Die Differenzthese in dieser Einfachheit wurde auch durch die aktuelle Forschung widerlegt. Ihr Befund ist eindeutig: Das bloße Aufeinandertreffen verschiedener Religionen, ihrer Glaubensgrundsätze und Praktiken, ist so gut wie nie die Ursache von Gewaltkonflikten. Auslöser von Bürgerkriegen sind meist Kämpfe um politische Macht sowie um natürliche und ökonomische Ressourcen im Kontext institutionell schwach ausgebildeter Staatlichkeit. Religion bzw. religiöse Differenzen sind allein keine hinreichende Ursache für das Aufflammen von Konflikten und Gewalt; sie können aber – ganz ähnlich wie unterschiedliche ethnische Zugehörigkeiten – in Wechselwirkung mit anderen Faktoren zur Verschärfung von Konflikten beitragen.

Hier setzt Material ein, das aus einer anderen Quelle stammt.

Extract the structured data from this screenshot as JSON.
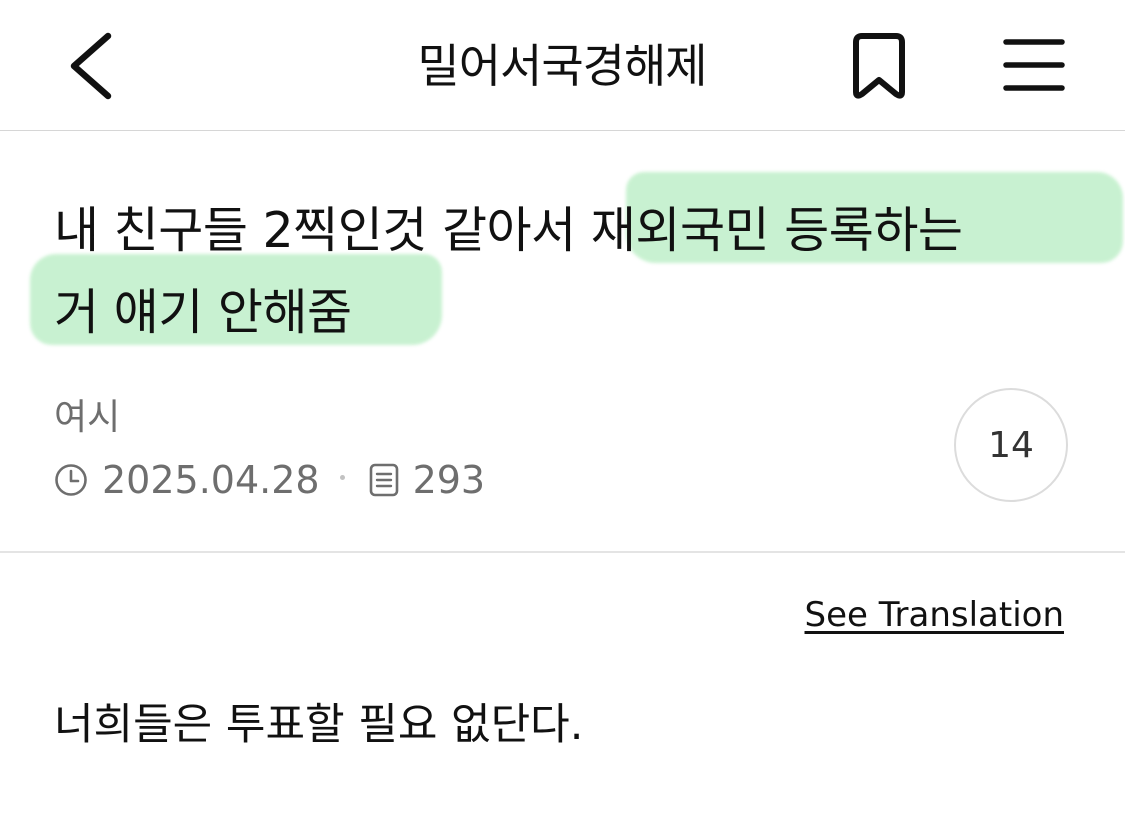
{
  "header": {
    "title": "밀어서국경해제"
  },
  "post": {
    "title_plain": "내 친구들 2찍인것 같아서 ",
    "title_highlight_1": "재외국민 등록하는",
    "title_highlight_2": "거 얘기 안해줌",
    "author": "여시",
    "date": "2025.04.28",
    "views": "293",
    "comment_count": "14",
    "highlight_color": "#c6f1cf"
  },
  "translation": {
    "label": "See Translation"
  },
  "body": {
    "text": "너희들은 투표할 필요 없단다."
  },
  "icons": {
    "back": "chevron-left-icon",
    "bookmark": "bookmark-icon",
    "menu": "hamburger-menu-icon",
    "clock": "clock-icon",
    "views": "document-icon"
  }
}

Die Politisierung und Instrumentalisierung von Religionen

Die politikwissenschaftliche Forschung hat eine Reihe von plausiblen Erklärungen für die konfliktverschärfende Wirkung von Religionen hervorgebracht. Obwohl religiöse Differenzen allein keine hinreichende Ursache für das Aufflammen von Konflikten und Gewalt darstellen, so ist die demographische Verteilung religiöser Zugehörigkeiten – beispielsweise die Polarisierung zwischen zwei religiös definierten Gruppen oder die Dominanz einer Gruppe – doch eine Voraussetzung für eine mögliche Politisierung von Religion (Montalvo/Reynal-Querol 2005). Besonders virulent werden solche demographischen Strukturen, wenn sie mit ethnischen Identitäten (Basedau et al. 2011), ökonomischen Unterschieden oder nationalistischen Bewegungen verquickt sind (Juergensmeyer 1993).

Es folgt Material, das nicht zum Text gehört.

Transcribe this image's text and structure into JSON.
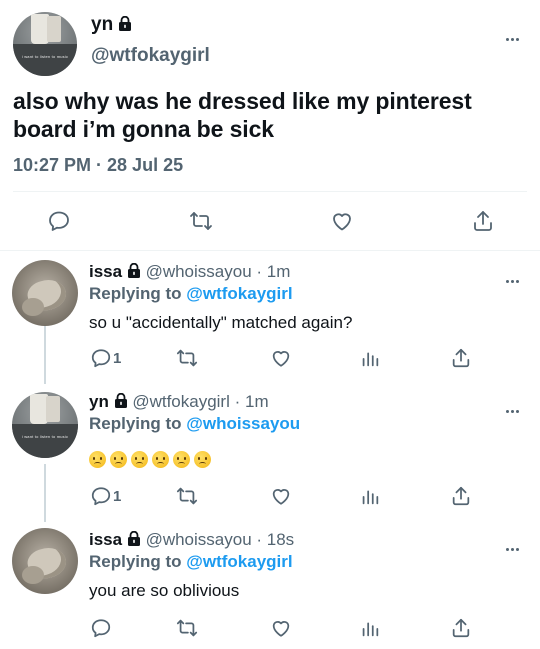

Der von der konstruktivistischen Friedens- und Konfliktforschung in den Vordergrund gerückte Begriff der Identität ist dabei von zentraler Bedeutung: Die religiöse Zugehörigkeit stellt eines der wichtigsten Unterscheidungsmerkmale bei der Konstruktion kollektiver Identitäten dar. Anhand ihrer Religion nehmen Gruppen ihre Selbstbeschreibung, aber auch ihre Abgrenzung zu anderen Gruppen vor (vgl. den Überblick bei Choijnacki/Namberger 2013). Der "richtige" Glauben wird zu Bedingung der Zugehörigkeit zur Gruppe. Abweichler werden ausgegrenzt. Nach außen wird die religiöse Differenz zu einer zentralen Erklärung für die Andersartigkeit des "Feindes". Solche "in-group/out-group"-Mechanismen sind konstitutiv für das Konfliktgeschehen, weil sie erst die Kollektive hervorbringen, die dann einander feindlich gegenüberstehen.

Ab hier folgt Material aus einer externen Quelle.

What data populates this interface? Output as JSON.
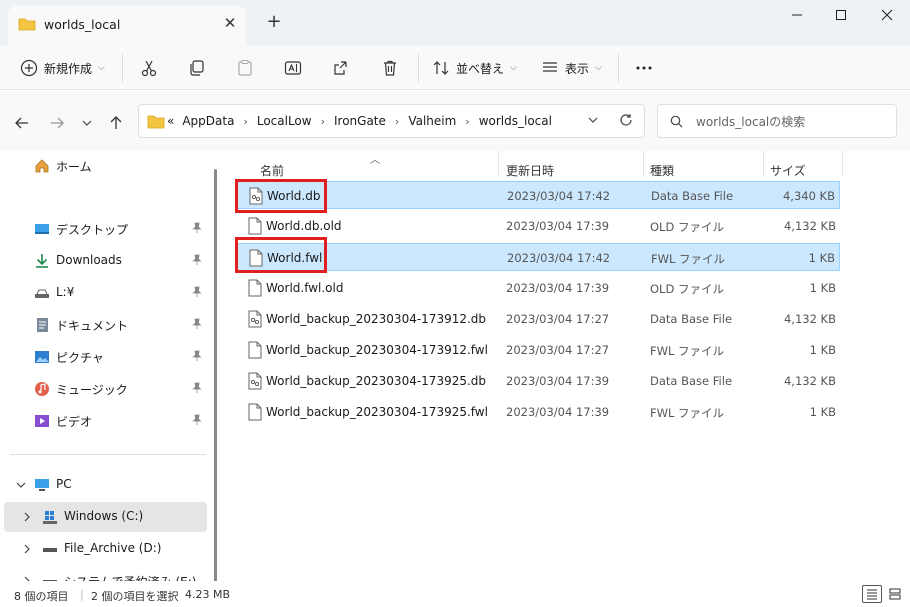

Es bedarf jedoch immer des absichtsvollen Handelns sozialer, politischer und intellektueller Führer, um die konfliktverschärfende Wirkung von Religion hervorzurufen. Darauf machen die Studien von De Juan und Hasenclever (2009; 2015) aufmerksam, die die entscheidende Rolle von politischen Eliten hervorheben. Mithilfe des Framing-Ansatzes zeigen die Autoren, wie Eliten religiös aufgeladene diskursive Rahmungen (engl. frames) entwerfen, die Gewalt legitimieren und die Gläubigen zur Gewaltanwendung mobilisieren sollen. Inwieweit dies gelingt, hängt von einer Reihe von Faktoren ab – beispielsweise von der Kohärenz der Frames und von der Autorität der Eliten, die sie einsetzen, um ihre eigenen Ziele im Konflikt zu erreichen.